I think the underlying challenge is that the resulting raw data and associated terms/analyzed values/etc. is stored uncompressed in ES, except for _source which we can enable compress or disable storing altogether (and retrieve each result individually). So even in the best case we are probably always looking at 2-3x increase in disk capacity vs. original raw data. The problem would be a bit simplified if we were indexing large documents, such as web pages or office documents.

for example, if you have a field containing only numbers, you could build static huffman to compress it at leeast 50% as you could store 10 simbols in 4 bits, or if you have a field with low cardinality (e.g. zip code), you could use simple dictionary compression...

That's a good idea, and we can do some shortening with things like IP addresses, zip codes, credit card numbers, etc. but in the end it only saves a little disk space, and also prevents us from performing range searches on the data.

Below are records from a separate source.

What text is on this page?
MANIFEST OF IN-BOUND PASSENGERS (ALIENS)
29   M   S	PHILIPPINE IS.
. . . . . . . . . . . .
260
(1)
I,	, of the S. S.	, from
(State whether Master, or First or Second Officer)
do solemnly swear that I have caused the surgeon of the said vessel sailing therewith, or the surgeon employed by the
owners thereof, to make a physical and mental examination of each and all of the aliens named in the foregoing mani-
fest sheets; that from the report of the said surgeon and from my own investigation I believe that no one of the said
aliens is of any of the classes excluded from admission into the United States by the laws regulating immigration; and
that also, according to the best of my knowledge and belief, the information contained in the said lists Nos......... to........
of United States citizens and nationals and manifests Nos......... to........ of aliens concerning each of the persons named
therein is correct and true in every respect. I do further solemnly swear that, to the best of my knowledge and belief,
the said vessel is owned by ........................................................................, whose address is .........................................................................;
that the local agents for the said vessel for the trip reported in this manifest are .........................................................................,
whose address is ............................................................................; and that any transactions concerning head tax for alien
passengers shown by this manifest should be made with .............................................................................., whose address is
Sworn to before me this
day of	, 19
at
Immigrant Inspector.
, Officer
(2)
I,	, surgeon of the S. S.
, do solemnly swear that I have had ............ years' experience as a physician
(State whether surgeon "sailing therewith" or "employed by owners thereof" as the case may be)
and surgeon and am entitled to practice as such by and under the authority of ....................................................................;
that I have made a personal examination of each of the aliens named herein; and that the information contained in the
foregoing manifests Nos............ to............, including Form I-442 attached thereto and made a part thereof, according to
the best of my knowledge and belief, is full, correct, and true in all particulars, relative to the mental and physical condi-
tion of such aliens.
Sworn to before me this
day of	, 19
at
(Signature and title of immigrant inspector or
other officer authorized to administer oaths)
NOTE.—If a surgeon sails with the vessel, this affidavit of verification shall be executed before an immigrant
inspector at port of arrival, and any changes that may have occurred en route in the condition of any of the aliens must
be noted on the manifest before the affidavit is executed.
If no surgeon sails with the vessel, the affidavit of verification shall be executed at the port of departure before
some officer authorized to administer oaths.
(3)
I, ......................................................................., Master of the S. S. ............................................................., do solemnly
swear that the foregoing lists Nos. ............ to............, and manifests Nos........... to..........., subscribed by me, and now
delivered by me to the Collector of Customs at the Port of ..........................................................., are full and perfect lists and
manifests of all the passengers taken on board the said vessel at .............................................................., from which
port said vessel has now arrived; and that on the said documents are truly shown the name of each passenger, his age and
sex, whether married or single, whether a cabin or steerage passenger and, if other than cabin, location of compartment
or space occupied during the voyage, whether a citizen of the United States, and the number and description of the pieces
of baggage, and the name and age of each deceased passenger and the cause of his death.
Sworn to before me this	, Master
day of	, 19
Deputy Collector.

I think ES supports binary fields, but I do not know if there is any infrastructure to plug in something like that into server (you can do it on client code). I did it before on raw lucene stored field and reduced total size to some 40% of the original

We are looking at client-side grouping of documents to 1) reduce the amount of terms that are stored, and 2) take advantage of _source compression. The idea is to take say 1000 small documents (200-400 bytes each) and insert them as a single document. At search time, we will have to process the resulting data client-side. There are some drawbacks to this - the main issue being that Lucene query syntax is applied on the group of documents and complex queries requires us to do a lot of client-side processing. For example, we won't be able to provide an accurate count of matches because we have to take the results returned by ES and process each one individually. But for some limited search applications, this might work.